E’ su quella stessa montagna che nel 1970 Reinhold Messner – il primo uomo al mondo ad aver scalato tutte le quattordici cime del pianeta che superano gli 8000 metri – perse suo fratello Gunther, il cui corpo fu ritrovato sulla parete Diamir, a 4600 metri di quota, 35 anni dopo; mentre Messner riporto’ alcuni congelamenti a 7 dita dei piedi e alle ultime falangi della mani, subendo una parziale amputazione delle dita dei piedi. All’epoca l’obiettivo della spedizione guidata da Karl Maria Herrligkoffer era quello di aprire la prima via sulla parete Rupal del Nanga Parbat, con metodo classico (attacco prolungato, posa di corde fisse) ma senza ossigeno. Un tragedia che nel mondo dell’alpinismo in quegli anni scateno’ una miriade di polemiche, col tempo rivelatesi poi infondate, sul fatto che Messner pur di raggiungere quella vetta inviolata sembra avesse abbandonato temporaneamente il fratello, poi morto dopo essere stato travolto da una valanga. In questi giorni l’arduo tentativo di impresa di Nardi e Ballard, quest’ultimo 31 enne considerato un bravo alpinista inglese, esperto, la cui mamma, Alison Hargreaves, anche lei alpinista, peri’ sulla la vetta del K2, non solo ha fatto il giro del mondo, ma ha suscitato un’infinita’ di critiche e polemiche, sul perche’ l’uomo debba compiere simili impresa, da molti considerate “suicide”.?”. Il perche’, forse, si puo’ tentare di capirlo da questo estratto di un suo lungo post datato 31 dicembre 2018: “Aver organizzato questa spedizione ad esempio mi permette di potermi confrontare nuovamente con i miei demoni, di superare tutte le vicissitudini ad essa collegata, ma soprattutto di poter tornare su quella linea alpinistica che ho tanto sognato e per cui ho deciso di spendere anni della mia vita: lo sperone Mummery – scrive Daniele Dardi – Ecco, che sia l’essere allineati con i propri scopi aiuti a trovare quello stato di serenita’ che spesso non riusciamo a trovare?”

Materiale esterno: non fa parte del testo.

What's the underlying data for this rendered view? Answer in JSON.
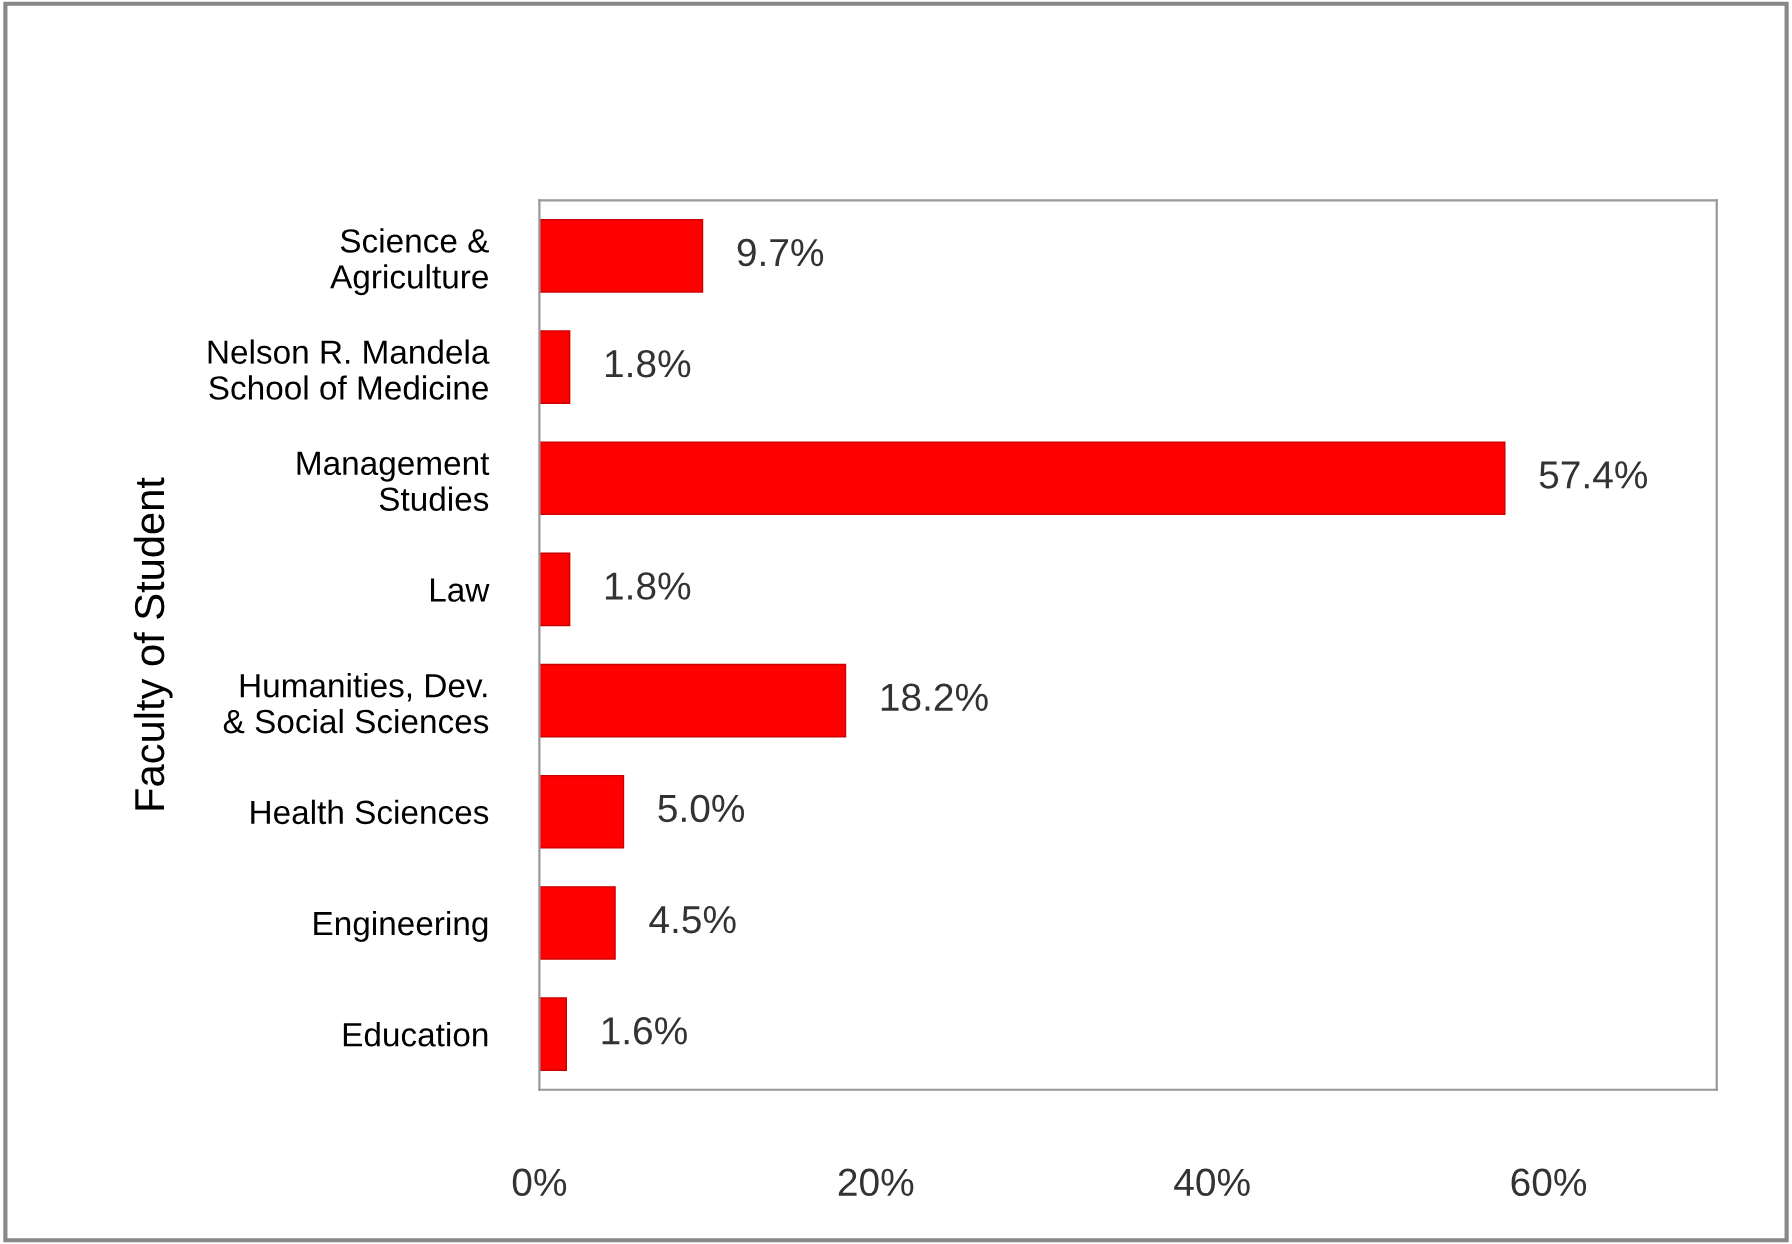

Immagini di Nardi e Ballard sul Nanga Parbat

Quel che e’ certo resta che ad oggi il segretario del Club Alpino pachistano, Karrar Haidri, ha riferito che e’ stata posta fine alle ricerche per trovare l’alpinista italiano, Daniele Nardi e il britannico Tom Ballard. Haidri, infatti, ha affermato che i soccorritori, l’esercito pachistano e le famiglie e amici degli scalatori hanno fatto tutto il possibile, ma senza risultati. Le squadre di soccorso guidate dallo spagnolo Alex Txicon hanno battuta anche la nota via Kinshofer ma senza risultati purtroppo. Come molti bravi alpinisti esperti, Daniele Nardi e Tom Ballard cercavano di realizzare un’impresa davvero ardua, che molti altri prima di loro avevano tentato, ma senza riuscirci. Loro due questa vetta attraverso quella via, quasi impossibile, volevano raggiungerla a tutti i costi. Ma a decidere per loro, cosi’ come per tutti gli alpinisti che tentano simili imprese, e’ stata la montagna. Che non e’ un?”assassina” come in tanti dicono. Ma ad alcuni concede di passare sul proprio, freddo, inospitale “corpo” verticale; ad altri, meno fortunati, no. Cosi’ e’ la montagna. E cosi’ alla fine del 2018 concludeva il suo post Daniele Nardi: “Abbiamo sempre una possibilita’, se ce la concediamo, magari ci vorra’ un po? di tempo, forse sara’ faticoso, ma di certo rialzarsi dopo aver preso un bel ceffone, giusto o sbagliato che sia stato, beh, e’ una sfida veramente entusiasmante.”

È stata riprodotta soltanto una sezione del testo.